Merasa Tidak Produktif? Jangan Khawatir, Mungkin Ini Penyebabnya

tanda-tanda burnout dalam pekerjaan yang harus dicermati agar tidak stres berlebih
tanda-tanda burnout dalam pekerjaan yang harus dicermati agar tidak stres berlebih

Produktivitas bukan sebuah tujuan, melainkan dampak dari menjadi individu yang bahagia dan sehat. Ketika Anda merasa tidak produktif, kadangkala hal ini disebabkan karena Anda kehilangan terlalu banyak energi atau saat Anda sedang tidak menjaga kesehatan dengan baik. Saat dalam kondisi “tidak baik”, kondisi ini akan mempengaruhi pikiran, motivasi, dan juga produktivitas Anda.

Sebuah studi dari Karolinska Institute, Swedia menemukan jika stres berhubungan dengan depresi dan kecemasan. Saat individu mengalami depresi, motivasi akan menurun sehingga hampir tidak ada produktivitas yang dapat tercapai. Saat Anda merasa tidak produktif dan justru memaksakan diri untuk produktif, tidak akan ada pencapaian positif yang Anda raih.

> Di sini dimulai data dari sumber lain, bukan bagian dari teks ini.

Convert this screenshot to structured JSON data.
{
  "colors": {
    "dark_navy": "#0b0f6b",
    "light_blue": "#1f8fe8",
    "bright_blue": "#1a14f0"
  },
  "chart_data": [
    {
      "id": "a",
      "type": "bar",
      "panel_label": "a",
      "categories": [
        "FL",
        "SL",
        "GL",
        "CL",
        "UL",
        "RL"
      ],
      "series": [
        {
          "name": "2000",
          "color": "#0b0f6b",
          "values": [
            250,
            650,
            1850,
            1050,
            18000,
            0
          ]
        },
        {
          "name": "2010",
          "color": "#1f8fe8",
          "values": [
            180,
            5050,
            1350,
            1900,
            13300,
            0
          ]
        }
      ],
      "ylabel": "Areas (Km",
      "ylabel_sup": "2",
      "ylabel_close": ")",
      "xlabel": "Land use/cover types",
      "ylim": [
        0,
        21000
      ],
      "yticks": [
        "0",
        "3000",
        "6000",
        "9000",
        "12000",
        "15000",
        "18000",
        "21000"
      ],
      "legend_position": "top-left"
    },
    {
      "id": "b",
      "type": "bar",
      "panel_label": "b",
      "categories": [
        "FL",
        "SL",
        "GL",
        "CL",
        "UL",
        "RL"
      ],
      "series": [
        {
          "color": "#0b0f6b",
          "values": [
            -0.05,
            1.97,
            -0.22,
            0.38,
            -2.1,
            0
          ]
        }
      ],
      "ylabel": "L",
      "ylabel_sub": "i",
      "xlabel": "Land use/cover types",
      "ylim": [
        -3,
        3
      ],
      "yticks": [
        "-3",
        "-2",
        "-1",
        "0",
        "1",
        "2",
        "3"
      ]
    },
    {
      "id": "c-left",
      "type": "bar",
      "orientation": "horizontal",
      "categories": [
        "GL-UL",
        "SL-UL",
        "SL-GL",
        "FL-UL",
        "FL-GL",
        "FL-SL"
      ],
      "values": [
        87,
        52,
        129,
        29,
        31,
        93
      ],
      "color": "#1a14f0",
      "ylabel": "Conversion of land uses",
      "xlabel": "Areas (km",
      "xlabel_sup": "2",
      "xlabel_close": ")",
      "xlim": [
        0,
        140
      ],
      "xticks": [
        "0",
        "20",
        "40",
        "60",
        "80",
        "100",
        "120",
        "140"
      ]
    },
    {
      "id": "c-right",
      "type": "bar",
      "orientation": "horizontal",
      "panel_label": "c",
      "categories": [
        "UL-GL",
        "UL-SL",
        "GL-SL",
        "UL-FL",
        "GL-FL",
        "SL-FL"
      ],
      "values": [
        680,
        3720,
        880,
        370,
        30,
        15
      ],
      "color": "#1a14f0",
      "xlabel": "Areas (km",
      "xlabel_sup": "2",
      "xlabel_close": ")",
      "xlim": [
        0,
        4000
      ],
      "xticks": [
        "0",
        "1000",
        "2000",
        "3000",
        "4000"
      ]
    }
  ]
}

Kesehatan Mental, Faktor Penting dari Produktivitas Anda

Anda mungkin berusaha memperhatikan kesehatan fisik Anda untuk dapat bekerja maksimal dan produktif sepanjang hari. Namun, Anda mungkin lupa jika kesehatan mental juga menjadi faktor penting yang seringkali terlihat samar dalam mempengaruhi produktivitas Anda.

Saat Anda stres, mengalami burnout, cemas, kondisi lingkungan kerja yang kurang baik, serta tidak memiliki waktu untuk me-time dapat menjadi beberapa hal yang mempengaruhi kesehatan mental Anda. Pada akhirnya, Anda kehilangan fokus dan motivasi dalam mengerjakan pekerjaan Anda.

Saat Anda Merasa Tidak Produktif, Coba Lakukan Hal Berikut

  • Lakukanlah latihan/olahraga sederhana saat jeda di kantor. Berolahraga dapat membantu Anda dalam mengelola depresi, mempengaruhi korteks serebral yang mengendalikan atensi dan kesadaran Anda, serta dapat membantu Anda meningkatkan proses mengingat Anda.
  • Anda juga dapat berjalan-jalan di taman dengan pemandangan hijau selama sekitar 10 menit untuk menurunkan tekanan darah dan hormon kortisol Anda sehingga Anda dapat merasa lebih nyaman, lebih tenang, dan lebih segar.
  • Beri jeda waktu untuk melakukan me-time. Ingatlah jika tidak produktif bukan berarti Anda adalah pekerja yang malas, melainkan hanya butuh beberapa waktu untuk memperbaiki kesehatan fisik maupun psikis Anda.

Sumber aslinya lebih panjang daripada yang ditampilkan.